My Friday had begun without agenda and so continued that way. By the time I'd reached the north end of La Rambla, and the sprawling Plaça de Catalunya - heavily armed police conspicuously standing guard, a sad fixture now in European tourist spots from Paris to Milan - it was time to stop and download a cold beer and take it all in. According to an app on my phone I'd walked just over six miles since leaving my hotel mid-morning. As evening bore down, it was time to refuel again. At the suggestion of my friend Mary, meat was the recommended option. Not a great surprise, I grant you, given the amount of vegetarian-unfriendly dishes I've consumed this last week, but it was, I was promised, going to be a meat feast untold.

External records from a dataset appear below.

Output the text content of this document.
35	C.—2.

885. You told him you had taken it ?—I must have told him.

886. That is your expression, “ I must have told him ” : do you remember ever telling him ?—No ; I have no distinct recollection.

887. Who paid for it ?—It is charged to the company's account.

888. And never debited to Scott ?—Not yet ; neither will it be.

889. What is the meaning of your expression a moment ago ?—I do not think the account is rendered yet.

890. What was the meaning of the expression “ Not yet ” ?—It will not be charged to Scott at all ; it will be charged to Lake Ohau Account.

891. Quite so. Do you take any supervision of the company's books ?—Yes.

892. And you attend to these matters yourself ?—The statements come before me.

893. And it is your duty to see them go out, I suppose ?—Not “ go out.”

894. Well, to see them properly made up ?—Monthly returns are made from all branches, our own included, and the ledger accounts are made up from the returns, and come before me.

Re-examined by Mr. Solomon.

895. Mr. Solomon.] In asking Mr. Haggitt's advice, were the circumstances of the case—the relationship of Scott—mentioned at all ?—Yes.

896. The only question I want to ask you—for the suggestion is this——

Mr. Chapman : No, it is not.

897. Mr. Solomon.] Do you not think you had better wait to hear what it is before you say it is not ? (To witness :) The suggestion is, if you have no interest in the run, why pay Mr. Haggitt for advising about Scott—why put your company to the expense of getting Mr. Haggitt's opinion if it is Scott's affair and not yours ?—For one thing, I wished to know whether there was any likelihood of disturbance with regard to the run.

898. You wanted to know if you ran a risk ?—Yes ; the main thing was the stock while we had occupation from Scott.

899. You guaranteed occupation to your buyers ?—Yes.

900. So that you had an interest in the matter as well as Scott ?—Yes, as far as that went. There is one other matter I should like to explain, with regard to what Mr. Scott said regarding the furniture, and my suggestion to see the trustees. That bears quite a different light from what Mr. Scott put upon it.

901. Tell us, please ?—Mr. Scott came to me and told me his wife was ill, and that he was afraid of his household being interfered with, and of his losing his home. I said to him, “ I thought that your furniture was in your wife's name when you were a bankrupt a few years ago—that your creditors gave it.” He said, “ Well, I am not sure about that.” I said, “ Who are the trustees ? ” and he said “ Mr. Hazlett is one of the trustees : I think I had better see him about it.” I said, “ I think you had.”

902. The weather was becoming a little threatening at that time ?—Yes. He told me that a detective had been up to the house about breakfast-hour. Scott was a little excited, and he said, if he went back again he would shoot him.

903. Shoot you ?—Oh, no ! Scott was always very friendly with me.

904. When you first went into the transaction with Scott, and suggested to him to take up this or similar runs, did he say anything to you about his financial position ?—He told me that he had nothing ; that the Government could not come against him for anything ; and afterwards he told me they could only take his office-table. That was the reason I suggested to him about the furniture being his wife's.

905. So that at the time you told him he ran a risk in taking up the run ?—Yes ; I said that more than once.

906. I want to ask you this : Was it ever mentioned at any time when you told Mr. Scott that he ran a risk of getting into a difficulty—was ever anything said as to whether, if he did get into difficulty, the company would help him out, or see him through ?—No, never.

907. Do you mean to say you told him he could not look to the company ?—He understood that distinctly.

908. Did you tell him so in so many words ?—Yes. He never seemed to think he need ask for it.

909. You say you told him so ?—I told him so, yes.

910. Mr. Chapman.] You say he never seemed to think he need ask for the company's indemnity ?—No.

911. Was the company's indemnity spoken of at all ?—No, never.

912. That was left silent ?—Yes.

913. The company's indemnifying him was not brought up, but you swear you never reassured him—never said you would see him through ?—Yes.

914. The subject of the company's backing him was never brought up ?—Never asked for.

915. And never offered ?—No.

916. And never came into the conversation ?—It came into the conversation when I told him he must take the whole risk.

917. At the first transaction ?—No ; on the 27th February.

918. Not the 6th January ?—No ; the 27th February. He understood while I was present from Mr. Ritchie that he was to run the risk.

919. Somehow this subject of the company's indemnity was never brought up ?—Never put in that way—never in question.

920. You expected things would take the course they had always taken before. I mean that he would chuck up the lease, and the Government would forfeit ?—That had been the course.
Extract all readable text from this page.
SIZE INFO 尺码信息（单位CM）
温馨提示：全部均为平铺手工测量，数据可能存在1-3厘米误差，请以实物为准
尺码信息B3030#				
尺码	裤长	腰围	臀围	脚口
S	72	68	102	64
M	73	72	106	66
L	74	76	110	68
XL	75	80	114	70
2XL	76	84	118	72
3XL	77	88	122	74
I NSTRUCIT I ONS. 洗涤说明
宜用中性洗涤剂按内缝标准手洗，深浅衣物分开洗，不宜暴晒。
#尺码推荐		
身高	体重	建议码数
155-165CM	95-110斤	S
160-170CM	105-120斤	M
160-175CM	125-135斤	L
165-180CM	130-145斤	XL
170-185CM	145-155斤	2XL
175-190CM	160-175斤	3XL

And so we ended up in the somewhat unassuming La Vermuterie, appropriately just off Carrer de Londres, where we were offered an 800g pile of cooked cow, preceded - natch - by the prerequisite tapas selection. I'm not a huge meat eater (note the lack of a comma there) so the idea of a Flintstones-sized plate of flesh and bone wasn't all that appealing. But - man alive! - what turned up was remarkable. For a restaurant that looked more like a local Starbucks (at the table next to us sat a man with a Macbook consuming the WiFi, as you would find most of the day in any coffee outlet), this was exquisite fare. Such was the quantity, I won't be eating anything today. Or this week. And possibly not until April.